Boucher reaches seemingly at random across genres and generations to arrive at an eclectic-yet-defined sound showcasing her vocal range, production talent, and utter strangeness.

Boucher describes her Grimes project as “post-Internet.” One look at the album art, covered with Kanji, Cyrillic, and various non-representative symbols, seems to encapsulate exactly what Grimes is aiming for: nonsense.But this is complicated nonsense, operating on multiple levels and striving for meaning through its sound.

Standout track “Genesis” embodies this sacrifice of comprehensibility for aesthetic quality, beginning with a sticky beat that Boucher drags through oriental dimensions before opening up, revealing her pop-perfect falsetto.

The juxtaposition of radio-friendly hooks and schizophrenic sounds generates an atmosphere reminiscent of your high-school prom in a graveyard. But just when “Visions” begins to make sense, it expands its formula to a width made possible only by an artist with Internet access to unexpected influences.

The track “Nightmusic,” featuring Majical Cloudz, begins and ends with operatic samples before infusing a futuristic beat and rhythmic but indecipherable vocals.
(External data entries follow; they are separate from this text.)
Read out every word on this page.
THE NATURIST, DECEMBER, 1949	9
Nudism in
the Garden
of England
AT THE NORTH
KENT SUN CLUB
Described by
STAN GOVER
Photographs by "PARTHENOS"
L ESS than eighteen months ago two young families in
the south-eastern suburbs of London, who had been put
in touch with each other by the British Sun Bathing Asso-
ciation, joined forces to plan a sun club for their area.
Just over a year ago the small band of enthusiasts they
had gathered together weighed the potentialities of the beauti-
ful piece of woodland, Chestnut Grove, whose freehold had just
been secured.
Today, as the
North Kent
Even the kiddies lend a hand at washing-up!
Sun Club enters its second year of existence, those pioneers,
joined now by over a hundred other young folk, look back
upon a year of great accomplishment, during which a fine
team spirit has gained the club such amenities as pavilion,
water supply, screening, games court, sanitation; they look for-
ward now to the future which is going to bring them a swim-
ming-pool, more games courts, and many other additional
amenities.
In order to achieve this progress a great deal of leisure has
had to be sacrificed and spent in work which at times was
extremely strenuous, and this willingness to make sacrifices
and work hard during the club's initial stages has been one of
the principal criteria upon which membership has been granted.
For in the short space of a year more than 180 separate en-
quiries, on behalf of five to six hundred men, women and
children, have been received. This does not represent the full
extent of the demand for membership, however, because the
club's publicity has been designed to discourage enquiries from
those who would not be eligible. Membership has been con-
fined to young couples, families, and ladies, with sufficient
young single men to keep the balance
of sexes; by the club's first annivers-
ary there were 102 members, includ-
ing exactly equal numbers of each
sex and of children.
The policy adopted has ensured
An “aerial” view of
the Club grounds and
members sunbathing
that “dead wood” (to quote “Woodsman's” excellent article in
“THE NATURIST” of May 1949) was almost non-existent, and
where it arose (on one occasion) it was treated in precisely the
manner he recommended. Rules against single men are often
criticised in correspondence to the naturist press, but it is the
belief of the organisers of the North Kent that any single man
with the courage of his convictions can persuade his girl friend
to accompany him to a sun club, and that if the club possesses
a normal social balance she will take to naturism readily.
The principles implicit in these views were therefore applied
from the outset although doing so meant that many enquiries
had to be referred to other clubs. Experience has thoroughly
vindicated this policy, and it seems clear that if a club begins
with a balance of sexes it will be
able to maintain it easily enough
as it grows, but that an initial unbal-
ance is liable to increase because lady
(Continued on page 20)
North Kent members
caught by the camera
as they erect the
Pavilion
Grimes is certainly ambitious in her experimentation, but she occasionally oversteps her bounds and devolves into name-dropping, her influences overtaking her artistic intentions. “Eight”, for instance, tries to mash beats reminiscent of the score from the film “Blade Runner” with teddy bear vocals, and results in a jarring robotic repetition.

Yet, almost as if Boucher knows where she comes up short, “Eight” comes in at under two minutes. It’s this damage-control instinct that allows Grimes’ inventiveness to shine.

Boucher’s experimentation results in a mess, but it also breaks the shackles of genre. On “Skin,” Boucher creates a minimalist soundscape, carrying the slow ambiance with surprising vocal muscle.

The compositions throughout indicate fantastic potential, and when the layers begin to blend, “Visions” begins to resemble the DNA of dance music, not just a fleeting mutation.

Despite the few missteps, addicting and eccentric tracks like “Oblivion” ensure Grimes will garner plenty of attention. This attention will result in some negative head shaking, wondering what exactly Boucher is saying with “Visions.” But those who, like Boucher, are more interested in sound than meaning will understand that the album is too focused on making heads shake to explain itself.